I am working with aks service. I have a Tensorflow serving image at azure container registry. Now when I deploy my service, the public service endpoint is not accessible neither is it pingable.
My image is exposed at port 8501 , so I am using it as a target port in my yaml.
Here is the yaml file I am using for this deployment.
apiVersion: extensions/v1beta1
kind: Deployment
metadata:
name: my-model-gpu
spec:
replicas: 1
template:
metadata:
labels:
app: my-model-gpu
spec:
containers:
- name: my-model-gpu
image: dsdemocr.azurecr.io/work-place-safety-gpu
ports:
- containerPort: 8501
resources:
limits:
nvidia.com/gpu: 1
imagePullSecrets:
- name: registrykey
---
apiVersion: v1
kind: Service
metadata:
name: my-model-gpu
spec:
type: LoadBalancer
ports:
- port: 8501
protocol: "TCP"
targetPort: 8501
selector:
app: my-model-gpu
below are my svc description : kubectl describe svc my-model-gpu
Name: my-model-gpu
Namespace: default
Labels: <none>
Annotations: kubectl.kubernetes.io/last-applied-configuration:
{"apiVersion":"v1","kind":"Service","metadata":{"annotations":{},"name":"my-model-gpu","namespace":"default"},"spec":{"ports":[{"port":850...

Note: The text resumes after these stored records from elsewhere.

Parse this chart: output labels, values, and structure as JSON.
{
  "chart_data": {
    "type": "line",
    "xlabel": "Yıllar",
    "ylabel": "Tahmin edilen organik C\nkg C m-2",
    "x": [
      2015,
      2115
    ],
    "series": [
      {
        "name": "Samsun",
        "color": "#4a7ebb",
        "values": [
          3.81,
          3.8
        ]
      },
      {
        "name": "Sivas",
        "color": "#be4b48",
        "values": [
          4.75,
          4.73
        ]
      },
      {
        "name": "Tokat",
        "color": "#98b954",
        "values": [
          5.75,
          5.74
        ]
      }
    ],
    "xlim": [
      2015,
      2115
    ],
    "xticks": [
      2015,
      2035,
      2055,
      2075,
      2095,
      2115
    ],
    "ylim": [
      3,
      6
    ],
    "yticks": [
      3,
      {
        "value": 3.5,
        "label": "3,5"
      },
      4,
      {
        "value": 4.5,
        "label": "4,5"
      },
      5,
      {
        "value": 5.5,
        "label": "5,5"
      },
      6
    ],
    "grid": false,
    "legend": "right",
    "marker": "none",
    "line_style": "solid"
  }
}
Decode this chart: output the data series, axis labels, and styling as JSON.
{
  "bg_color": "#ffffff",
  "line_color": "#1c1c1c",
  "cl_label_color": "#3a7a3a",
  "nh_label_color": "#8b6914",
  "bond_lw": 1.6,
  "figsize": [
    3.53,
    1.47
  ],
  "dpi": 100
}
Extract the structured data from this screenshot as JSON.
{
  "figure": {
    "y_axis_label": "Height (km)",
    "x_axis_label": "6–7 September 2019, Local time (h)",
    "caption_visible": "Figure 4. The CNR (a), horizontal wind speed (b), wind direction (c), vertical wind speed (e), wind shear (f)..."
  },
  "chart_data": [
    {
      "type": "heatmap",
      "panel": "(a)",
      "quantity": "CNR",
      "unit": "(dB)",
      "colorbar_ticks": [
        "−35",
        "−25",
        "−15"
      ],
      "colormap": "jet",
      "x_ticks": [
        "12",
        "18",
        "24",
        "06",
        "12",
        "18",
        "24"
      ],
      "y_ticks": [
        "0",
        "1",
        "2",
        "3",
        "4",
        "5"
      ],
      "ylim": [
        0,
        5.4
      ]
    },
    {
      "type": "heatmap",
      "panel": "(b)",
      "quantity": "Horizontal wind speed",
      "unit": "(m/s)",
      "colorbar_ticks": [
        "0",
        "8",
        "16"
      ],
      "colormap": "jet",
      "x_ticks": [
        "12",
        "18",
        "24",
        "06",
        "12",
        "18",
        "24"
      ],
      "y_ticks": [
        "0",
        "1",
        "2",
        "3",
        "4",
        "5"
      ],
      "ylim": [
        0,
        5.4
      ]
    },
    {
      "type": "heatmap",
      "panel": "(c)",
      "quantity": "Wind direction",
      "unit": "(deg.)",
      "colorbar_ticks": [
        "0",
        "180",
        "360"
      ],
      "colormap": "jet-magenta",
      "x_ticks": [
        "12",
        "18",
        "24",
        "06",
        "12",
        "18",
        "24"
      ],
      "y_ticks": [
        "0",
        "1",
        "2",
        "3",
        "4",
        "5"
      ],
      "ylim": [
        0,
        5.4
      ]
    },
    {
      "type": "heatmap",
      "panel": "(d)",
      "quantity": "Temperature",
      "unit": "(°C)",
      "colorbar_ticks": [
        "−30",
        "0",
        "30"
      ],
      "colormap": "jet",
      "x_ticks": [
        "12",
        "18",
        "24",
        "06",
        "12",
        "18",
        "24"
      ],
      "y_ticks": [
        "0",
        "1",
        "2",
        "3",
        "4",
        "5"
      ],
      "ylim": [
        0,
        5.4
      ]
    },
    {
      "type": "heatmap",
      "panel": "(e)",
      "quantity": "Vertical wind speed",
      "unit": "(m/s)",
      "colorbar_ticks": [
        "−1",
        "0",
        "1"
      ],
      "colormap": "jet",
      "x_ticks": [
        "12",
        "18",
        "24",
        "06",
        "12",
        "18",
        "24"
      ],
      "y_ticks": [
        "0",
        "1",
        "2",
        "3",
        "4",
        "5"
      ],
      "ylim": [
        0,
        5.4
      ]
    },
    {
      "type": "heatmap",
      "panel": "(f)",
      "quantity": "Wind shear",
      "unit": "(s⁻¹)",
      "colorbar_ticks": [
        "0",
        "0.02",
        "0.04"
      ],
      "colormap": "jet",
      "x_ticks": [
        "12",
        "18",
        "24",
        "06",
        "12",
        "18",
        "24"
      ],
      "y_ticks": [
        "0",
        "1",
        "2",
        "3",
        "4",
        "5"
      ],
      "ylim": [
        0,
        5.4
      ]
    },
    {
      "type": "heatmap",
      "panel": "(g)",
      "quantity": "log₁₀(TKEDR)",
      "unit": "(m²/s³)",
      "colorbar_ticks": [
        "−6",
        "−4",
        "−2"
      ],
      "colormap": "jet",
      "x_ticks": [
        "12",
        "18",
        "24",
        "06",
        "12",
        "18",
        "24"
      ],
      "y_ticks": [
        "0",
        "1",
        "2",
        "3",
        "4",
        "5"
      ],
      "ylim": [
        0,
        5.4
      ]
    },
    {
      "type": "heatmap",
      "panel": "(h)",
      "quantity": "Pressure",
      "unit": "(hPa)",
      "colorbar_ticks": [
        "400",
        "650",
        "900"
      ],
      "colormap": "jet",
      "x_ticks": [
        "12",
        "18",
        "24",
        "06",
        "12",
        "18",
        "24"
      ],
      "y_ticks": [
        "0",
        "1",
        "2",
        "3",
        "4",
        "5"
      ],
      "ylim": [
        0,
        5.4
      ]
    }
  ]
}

Selector: app=my-model-gpu
Type: LoadBalancer
IP: 10.0.244.106
LoadBalancer Ingress: 52.183.17.101
Port: <unset> 8501/TCP
TargetPort: 8501/TCP
NodePort: <unset> 31546/TCP
Endpoints: 10.244.0.22:8501
Session Affinity: None
External Traffic Policy: Cluster
Events:
Type Reason Age From Message
---- ------ ---- ---- -------
Normal EnsuringLoadBalancer 10m service-controller Ensuring load balancer
Normal EnsuredLoadBalancer 9m8s service-controller Ensured load balancer
Looks like I am making some mistake with port mapping. Any help is much appreciated.
The container i was trying to access had no port open on 8501 , once i fixed it it worked well.